Kiran Kumar Kavikondala, director, WealthRays Group, said: “We recommend all our investors to have at least 20% in equity either directly or through mutual funds. Even last year, while markets corrected, we advised that equity allocation be increased to take advantage of lower levels.”
He added that even at current levels, the company is advising its investors to add to equity but the focus has shifted to mid-cap stocks and funds from large cap.
Following the herd
When you are looking for stocks or funds to invest in don’t just go by what others are investing in. It’s important to focus on quality. For example, some stocks in the NSE CNX 500 index have returned 100% CAGR over the past five years while some others have declined 30-40%. So, it’s not fair to say that markets haven’t done much in the past 5-6 years; investing in quality companies would have delivered returns or at least protected the downside.

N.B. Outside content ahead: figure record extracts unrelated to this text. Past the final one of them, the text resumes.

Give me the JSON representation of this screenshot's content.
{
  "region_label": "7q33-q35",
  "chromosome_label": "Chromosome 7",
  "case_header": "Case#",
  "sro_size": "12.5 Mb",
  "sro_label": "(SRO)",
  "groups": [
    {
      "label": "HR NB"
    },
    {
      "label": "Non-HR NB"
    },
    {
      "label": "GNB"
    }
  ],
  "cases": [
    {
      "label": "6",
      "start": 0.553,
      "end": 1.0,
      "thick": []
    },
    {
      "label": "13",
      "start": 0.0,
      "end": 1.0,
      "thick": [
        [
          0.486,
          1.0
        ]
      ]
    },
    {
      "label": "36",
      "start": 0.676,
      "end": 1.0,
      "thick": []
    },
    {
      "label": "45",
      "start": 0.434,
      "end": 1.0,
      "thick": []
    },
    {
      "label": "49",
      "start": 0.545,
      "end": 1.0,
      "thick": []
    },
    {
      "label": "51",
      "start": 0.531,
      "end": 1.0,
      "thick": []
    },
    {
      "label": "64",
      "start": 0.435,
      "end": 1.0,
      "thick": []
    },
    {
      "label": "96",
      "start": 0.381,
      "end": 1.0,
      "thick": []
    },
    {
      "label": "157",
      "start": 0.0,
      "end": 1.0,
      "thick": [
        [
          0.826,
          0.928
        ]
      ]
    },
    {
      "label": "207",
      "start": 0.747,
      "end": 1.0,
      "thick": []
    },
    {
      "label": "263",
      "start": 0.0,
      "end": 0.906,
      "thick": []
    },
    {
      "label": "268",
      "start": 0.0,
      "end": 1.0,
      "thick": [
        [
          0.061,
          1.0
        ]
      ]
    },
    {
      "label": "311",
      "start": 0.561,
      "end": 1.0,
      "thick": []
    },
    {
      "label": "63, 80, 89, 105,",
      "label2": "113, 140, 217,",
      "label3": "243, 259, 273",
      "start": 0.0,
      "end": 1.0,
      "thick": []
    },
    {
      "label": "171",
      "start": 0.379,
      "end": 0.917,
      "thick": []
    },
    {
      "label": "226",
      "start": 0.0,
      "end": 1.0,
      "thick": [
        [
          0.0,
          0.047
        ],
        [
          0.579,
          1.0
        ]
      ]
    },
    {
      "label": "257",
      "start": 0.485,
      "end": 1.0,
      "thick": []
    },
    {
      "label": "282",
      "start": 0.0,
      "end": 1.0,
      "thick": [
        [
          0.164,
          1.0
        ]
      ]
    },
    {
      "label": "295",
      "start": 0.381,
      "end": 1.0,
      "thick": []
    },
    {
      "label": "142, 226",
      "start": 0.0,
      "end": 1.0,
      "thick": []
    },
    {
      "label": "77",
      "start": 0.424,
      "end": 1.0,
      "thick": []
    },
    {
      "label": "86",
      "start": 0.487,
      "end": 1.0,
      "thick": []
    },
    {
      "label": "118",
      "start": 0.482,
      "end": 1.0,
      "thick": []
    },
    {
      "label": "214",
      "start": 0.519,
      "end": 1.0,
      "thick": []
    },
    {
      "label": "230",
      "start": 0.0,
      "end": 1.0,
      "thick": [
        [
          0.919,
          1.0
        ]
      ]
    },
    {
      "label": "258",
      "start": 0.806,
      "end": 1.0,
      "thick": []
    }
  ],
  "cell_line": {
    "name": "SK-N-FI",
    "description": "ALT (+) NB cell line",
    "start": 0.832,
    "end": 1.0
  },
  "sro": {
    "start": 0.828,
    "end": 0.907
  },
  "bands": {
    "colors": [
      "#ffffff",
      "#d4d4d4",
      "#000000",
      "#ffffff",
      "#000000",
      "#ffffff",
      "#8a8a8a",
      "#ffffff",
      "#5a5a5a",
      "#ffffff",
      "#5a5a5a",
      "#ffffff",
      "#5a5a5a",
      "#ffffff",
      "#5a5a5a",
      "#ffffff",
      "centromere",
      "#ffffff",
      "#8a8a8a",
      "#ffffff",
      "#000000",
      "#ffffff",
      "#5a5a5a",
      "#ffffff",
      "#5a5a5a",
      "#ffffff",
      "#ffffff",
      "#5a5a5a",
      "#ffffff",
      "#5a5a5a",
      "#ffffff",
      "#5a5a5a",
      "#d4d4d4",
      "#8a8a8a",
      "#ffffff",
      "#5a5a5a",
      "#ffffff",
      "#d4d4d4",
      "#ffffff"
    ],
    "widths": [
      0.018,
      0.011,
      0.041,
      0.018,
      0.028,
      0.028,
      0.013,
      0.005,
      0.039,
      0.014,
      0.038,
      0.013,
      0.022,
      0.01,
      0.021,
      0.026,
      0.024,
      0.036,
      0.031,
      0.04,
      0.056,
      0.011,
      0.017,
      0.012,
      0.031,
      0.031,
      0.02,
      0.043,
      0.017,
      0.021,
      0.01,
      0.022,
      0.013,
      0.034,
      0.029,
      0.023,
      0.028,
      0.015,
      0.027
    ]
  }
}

So, how does one identify quality companies? Vikas Gupta, executive vice-president, investments and traded markets, ArthVeda Fund Management Pvt. Ltd, said, “Liquidity favours companies where earnings are stable and not affected by economic downturns; that’s a sign of quality. Investors must look for companies with low debt and quality management.” But quality can’t be bought at any price; be aware of valuations and buy stocks where the price-to-earnings ratios are not much beyond 25-30 times forward earnings, he added.
All stocks will go up
While in the market rally between 2003 and 2008 all BSE sector indices gained more than 20% CAGR, this time around (2009-14) the story is different. In the past five years, while a handful of BSE sector indices delivered 30-35% CAGR, there are others that remained flat during the period, and a few that didn’t even deliver 10% returns.
Nevertheless, when you look at benchmark indices, the Sensex returned 21% CAGR in the past five years and 43% for the 2003-08 period. A market rally isn’t always going to include all the stocks and sectors. So, take care in choosing the stocks that you buy. “It’s difficult to forecast market levels and investors need to focus on bottom-up stock selection. Look for companies that create value by increasing book values by 15-20% annually, and then just remain invested,” said Gupta.
If you are a savvy equity investor, you could move from one outperforming sector to another; if not, then it’s best to take the mutual fund route and stay invested.
What should you do?
For starters, invest in equity. “In dull markets, the number of investors is low and many don’t come in till the market trend is already reversing. There has to be a conscious approach to regular equity investment,” said Kavikondala. But before you take the plunge, here’s a recap of what you must not do. Don’t commit for lesser than 3-5 years. Don’t panic and withdraw if things go wrong in the interim. Don’t go with the herd; look for fundamentally strong companies or high quality mutual funds. And, don’t time the market.